Tuesday, she said, that hope was dashed as she watched the Michigan Medical Marijuana Review Panel reject a petition to add autism as an eligible condition for which medical marijuana can be used in the state. The vote was 2-7 against; one panel member was absent.

“I’m incredibly disappointed,” Allen, 32 said after the meeting. “The decision on autism was incredibly poorly informed.”

The ruling was among the first actions taken by the newly reconstituted panel — three months after the state disbanded it because the state Licensing and Regulatory Authority didn’t follow state administrative rules when it appointed the group. It was mandated by Michigan’s 2008 medical marijuana law, and state officials missed a statutory deadline to appoint its members by three years.
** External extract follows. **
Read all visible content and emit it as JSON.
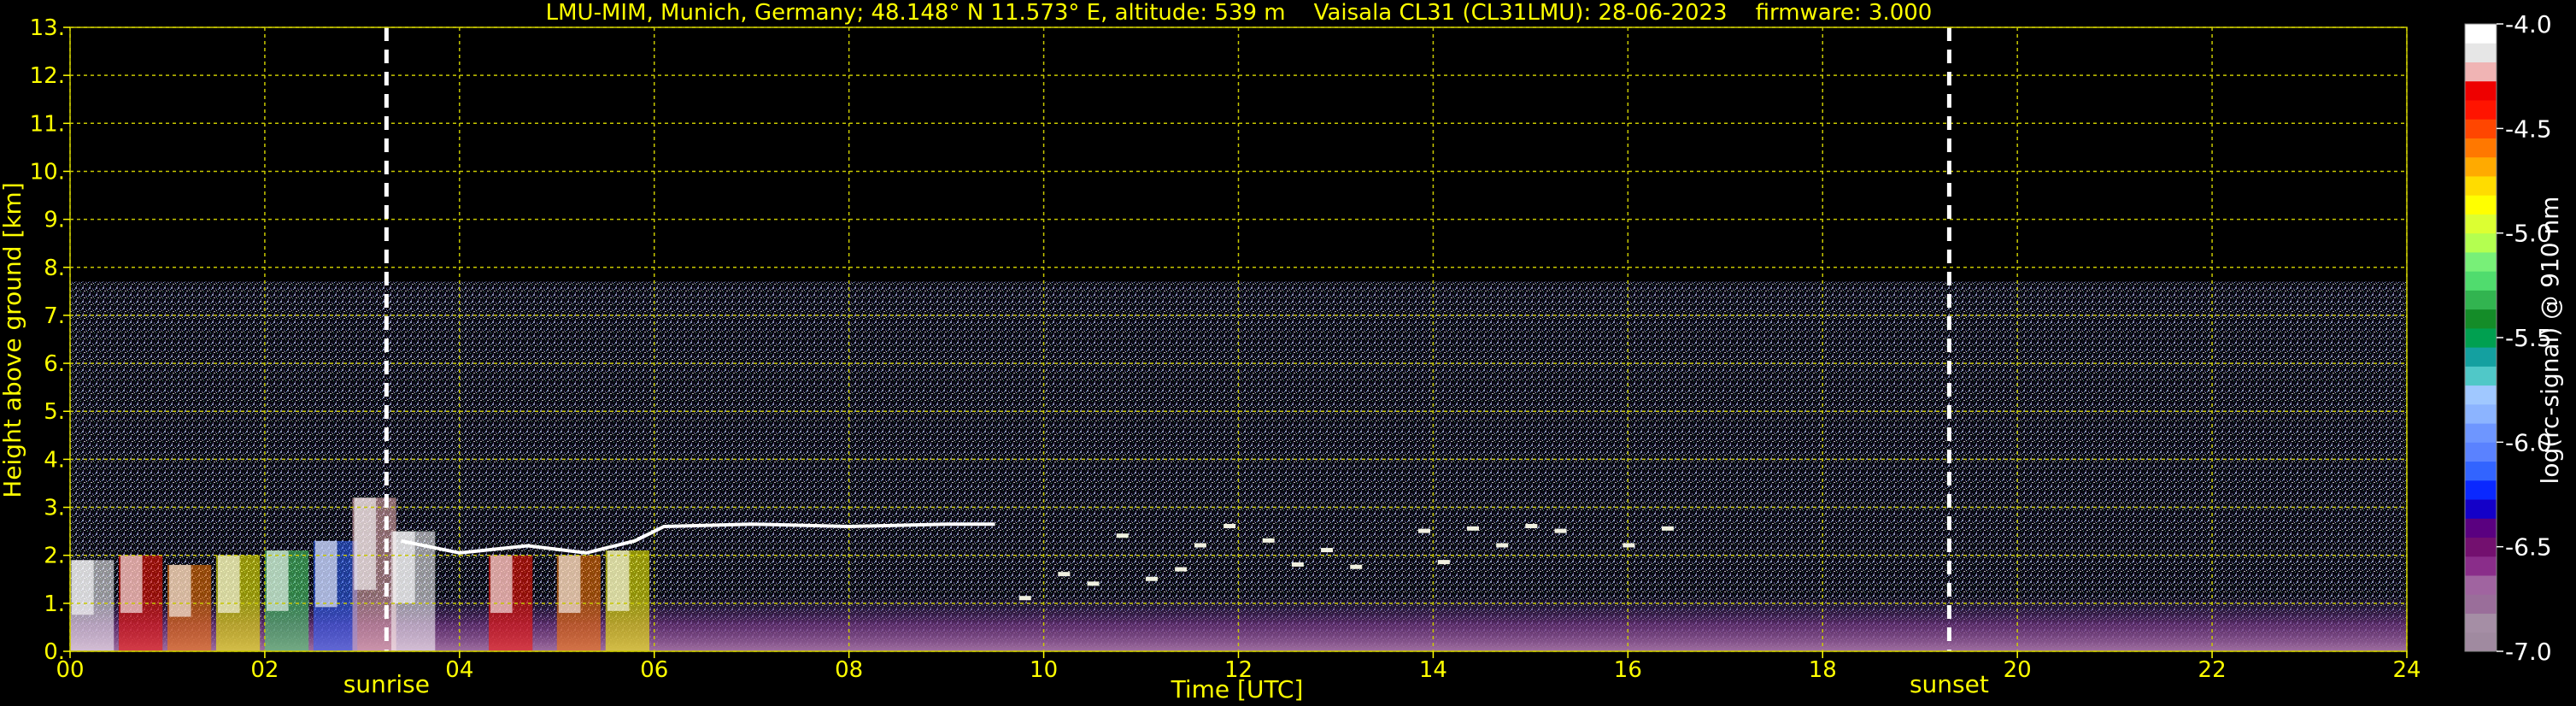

The new panel met Tuesday for the first time to conduct business, even though it’s unclear whether it can operate because it still lacks the required number of members. At issue is the fact that the 10-member panel has six members who also serve on the state’s Advisory Committee on Pain and Symptom Management. State administrative rules enacted in 2009 require the panel to have seven members from that committee.

State officials say the panel can conduct business as long as there is a quorum present at the meeting. Officials say Gov. Rick Snyder is preparing to fill a vacancy on the advisory committee that will allow the state to fill the final, 10th position on the panel.

“I feel like we are on the right path,” said Carole Engle, director of LARA’s Bureau of Health Care Services, which created the panel under a 2008 medical marijuana law.

The panel is the only process by which eligible conditions for medical marijuana use can be added. Under the law, residents can use medical marijuana, with a doctor’s approval, only for specific ailments, including cancer, glaucoma, AIDS and Crohn’s disease.

The previous panel also considered autism, and following a public hearing, decided not to recommend it to LARA for approval. Steve Arwood, LARA’s director, makes the final decision on whether to add a new eligible condition.

On Tuesday, two panel members cited anecdotal evidence that medical marijuana can benefit both autistic adults and children, helping them cope better with the people around them. David Brogren, an insurance agent from Bloomfield Hills representing non-physician panel members, said he had learned of a case in which a 11-year-old child could only relate to people as objects, and that marijuana in a brownie helped him empathize with others as people.

But Jeanne Lewandowski, a panel member and director of palliative medicine at St. John Hospital and Medical Center in Detroit, said she was concerned about potentially exposing autistic children to medical marijuana.

“Many of them are children, and there is not enough research on the medical marijuana impact on the developing brain,” she said.

The panel also issued a final rejection to adding asthma as an eligible condition. LARA officials said the panel was able to take final votes on the asthma and autism petitions because the previous incarnation of the panel had considered them.

The panel also took preliminary votes on new petitions to add post traumatic stress disorder and insomnia as qualifying conditions. The panel voted 5-4 to deny the insomnia petition, but approved PTSD in a 6-3 vote.

In both cases, the two petitions will proceed to a public hearing within 60 days — as yet unscheduled —and the panel will vote a second time on whether to forward the petitions on to Arwood for final approval.

The earlier panel decided in April, in a 5-2 vote, to add PTSD and Parkinson’s disease to the list of qualifying conditions. But LARA denied the petitions May 9 because the five yes votes did not constitute a quorum, according to departmental findings signed by Arwood.